Uploading gs://saved-fisdat/2d6bf8f4-c6cc-11ee-9969-7aa465704562/fo_farms.csv ...
Uploading gs://saved-fisdat/2d6bf8f4-c6cc-11ee-9969-7aa465704562/fo_lice_data.csv ...
Successfully uploaded your dataset to gs://saved-fisdat/2d6bf8f4-c6cc-11ee-9969-7aa465704562

Now the dataset bundle has been uploaded and can be further processed.

Usage notes

Neither the name nor file extension of the manifest matter. They are always serialised as RDF (TTL). However, older manifests in JSON can no longer be uploaded, so make sure to re-generate them.

The --verbose and --extra-verbose flags have the same effect as in fisdat. They print debugging information about running state. Similarly, the version number and associated git commit are always printed.

LinkML YAML usage

Many of the LinkML schema fields are vague.

The id and name fields

The id field must be an URI, pointing somewhere. This does not need to be active, e.g. I put 'https://marine.gov.scot/metadata/saved/marinescot/sentinel_cages/sampling' in one of the examples.
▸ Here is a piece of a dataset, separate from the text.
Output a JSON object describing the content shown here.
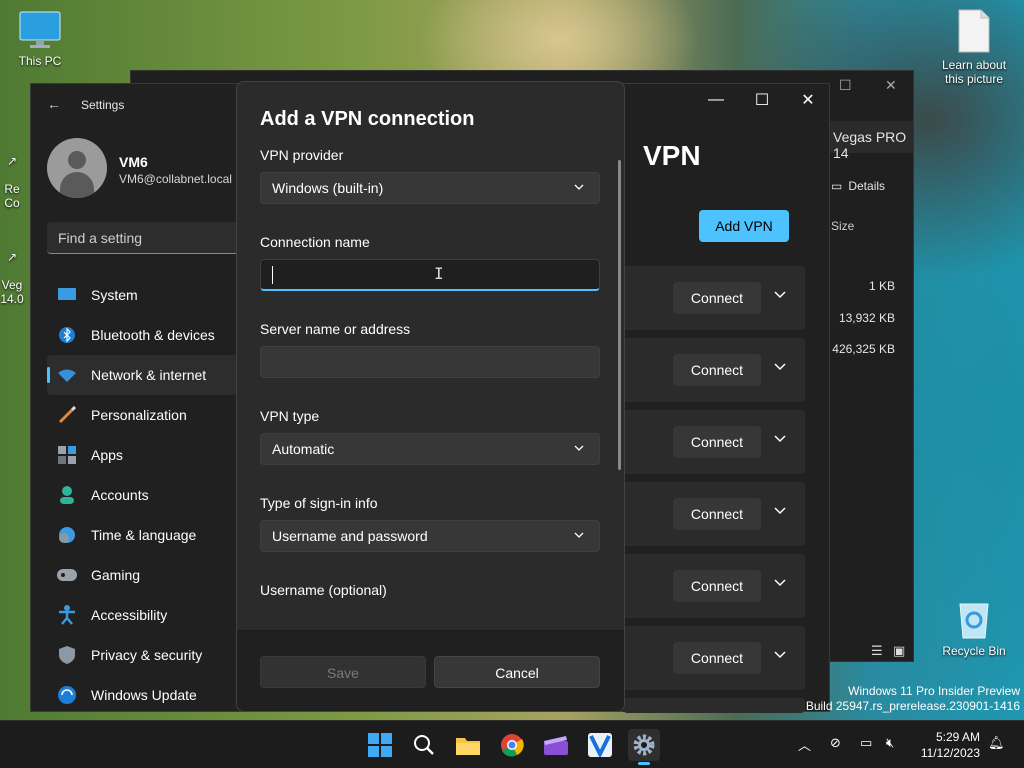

The name field is a short identifier or 'atom'. It cannot have spaces or most special characters, albeit underscores are valid. Put longer text titles in the title field, and longer still free text descriptions in the description field. (Unlike id and name, the description field is optional.)

Prefixes and imports

Prefixes in the LinkML schema are used as the start of URIs in the generated schema. In the sentinel cages YAML example, we define saved as one such prefix, and then set it as the default prefix with the default_prefix keyword. The effect of this is that, by default, the classes and slots have a URI prepended to them in the generated documentation, which is this default prefix.
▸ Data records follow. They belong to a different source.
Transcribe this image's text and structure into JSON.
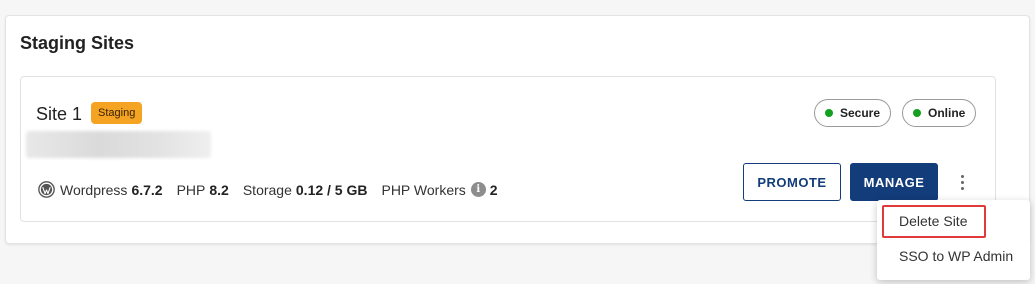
{
  "panel": {
    "title": "Staging Sites"
  },
  "site": {
    "name": "Site 1",
    "badge": "Staging",
    "status": [
      {
        "label": "Secure",
        "color": "#14a01e"
      },
      {
        "label": "Online",
        "color": "#14a01e"
      }
    ],
    "meta": {
      "wordpress_label": "Wordpress",
      "wordpress_version": "6.7.2",
      "php_label": "PHP",
      "php_version": "8.2",
      "storage_label": "Storage",
      "storage_value": "0.12 / 5 GB",
      "workers_label": "PHP Workers",
      "workers_value": "2"
    },
    "actions": {
      "promote": "PROMOTE",
      "manage": "MANAGE"
    }
  },
  "menu": {
    "items": [
      {
        "label": "Delete Site",
        "highlighted": true
      },
      {
        "label": "SSO to WP Admin",
        "highlighted": false
      }
    ]
  },
  "colors": {
    "primary": "#123c7a",
    "badge": "#f5a322",
    "status_ok": "#14a01e",
    "highlight": "#e03a3a"
  },
  "icons": {
    "wordpress": "wordpress-icon",
    "info": "info-icon",
    "more": "more-vertical-icon",
    "status": "status-dot-icon"
  }
}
For example, suppose we declared a slot called infection_pressure, declare a prefix saved_new with URI "https://marine.gov.scot/metadata/saved/new_schema/", and set saved_new as the value of default_prefix. The slot infection_pressure would then be given the URI saved_new:infection_pressure which would expand to "https://marine.gov.scot/metadata/saved/new_schema/infection_pressure".
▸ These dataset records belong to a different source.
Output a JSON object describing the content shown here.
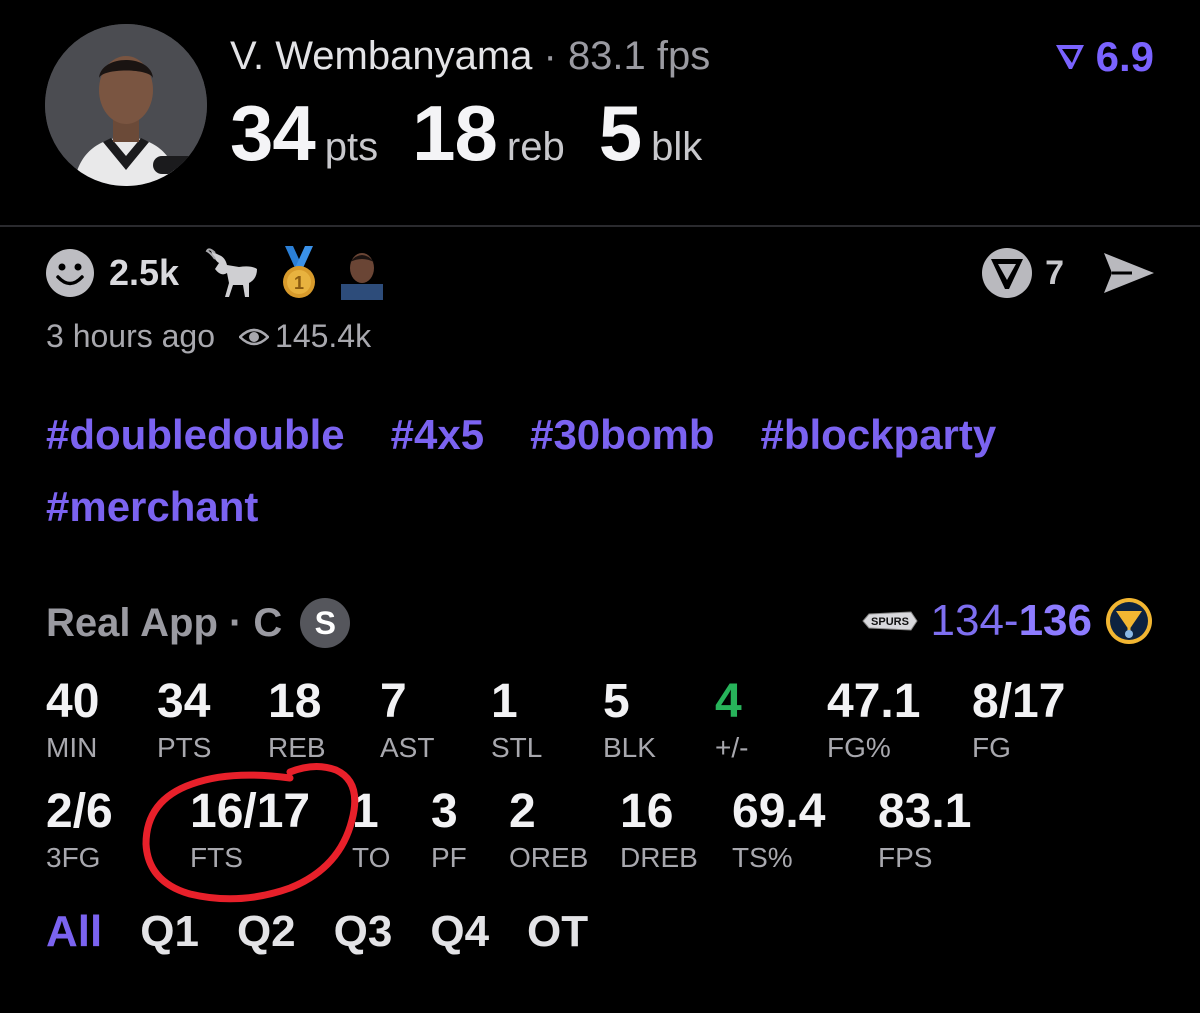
{
  "header": {
    "player_name": "V. Wembanyama",
    "separator": " · ",
    "fps_text": "83.1 fps",
    "rating": "6.9",
    "headline": [
      {
        "value": "34",
        "unit": "pts"
      },
      {
        "value": "18",
        "unit": "reb"
      },
      {
        "value": "5",
        "unit": "blk"
      }
    ]
  },
  "reactions": {
    "count": "2.5k",
    "icons": [
      "smiley-icon",
      "goat-icon",
      "gold-medal-icon",
      "player-avatar-icon"
    ],
    "comments": "7",
    "time_ago": "3 hours ago",
    "views": "145.4k"
  },
  "hashtags": [
    "#doubledouble",
    "#4x5",
    "#30bomb",
    "#blockparty",
    "#merchant"
  ],
  "game": {
    "source": "Real App · C",
    "badge": "S",
    "score_home": "134-",
    "score_away": "136"
  },
  "stats_row1": [
    {
      "value": "40",
      "label": "MIN"
    },
    {
      "value": "34",
      "label": "PTS"
    },
    {
      "value": "18",
      "label": "REB"
    },
    {
      "value": "7",
      "label": "AST"
    },
    {
      "value": "1",
      "label": "STL"
    },
    {
      "value": "5",
      "label": "BLK"
    },
    {
      "value": "4",
      "label": "+/-"
    },
    {
      "value": "47.1",
      "label": "FG%"
    },
    {
      "value": "8/17",
      "label": "FG"
    }
  ],
  "stats_row2": [
    {
      "value": "2/6",
      "label": "3FG"
    },
    {
      "value": "16/17",
      "label": "FTS"
    },
    {
      "value": "1",
      "label": "TO"
    },
    {
      "value": "3",
      "label": "PF"
    },
    {
      "value": "2",
      "label": "OREB"
    },
    {
      "value": "16",
      "label": "DREB"
    },
    {
      "value": "69.4",
      "label": "TS%"
    },
    {
      "value": "83.1",
      "label": "FPS"
    }
  ],
  "periods": [
    "All",
    "Q1",
    "Q2",
    "Q3",
    "Q4",
    "OT"
  ],
  "colors": {
    "accent": "#7b63f0",
    "positive": "#27b35a",
    "annotation": "#e8202a"
  }
}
The imports take a prefix and import resources from it. It is sufficient to leave this as in the examples for now, as linkml:types and our own schema declare everything we need.

URI and CURIE prefixes

These are in the format prefix:atom. There must be no space on either side of the colon. These are typically used in the various mappings attributes of slots, or overriding an URI.

Indentation

Indentation does matter in most circumstances, because it is how the YAML distinguishes between sections. Getting the indentation right also makes the document easier to read, albeit it can sometimes be difficult to see where the indentation is wrong.

Indentation may take any number of spaces, the suggested number is two or four.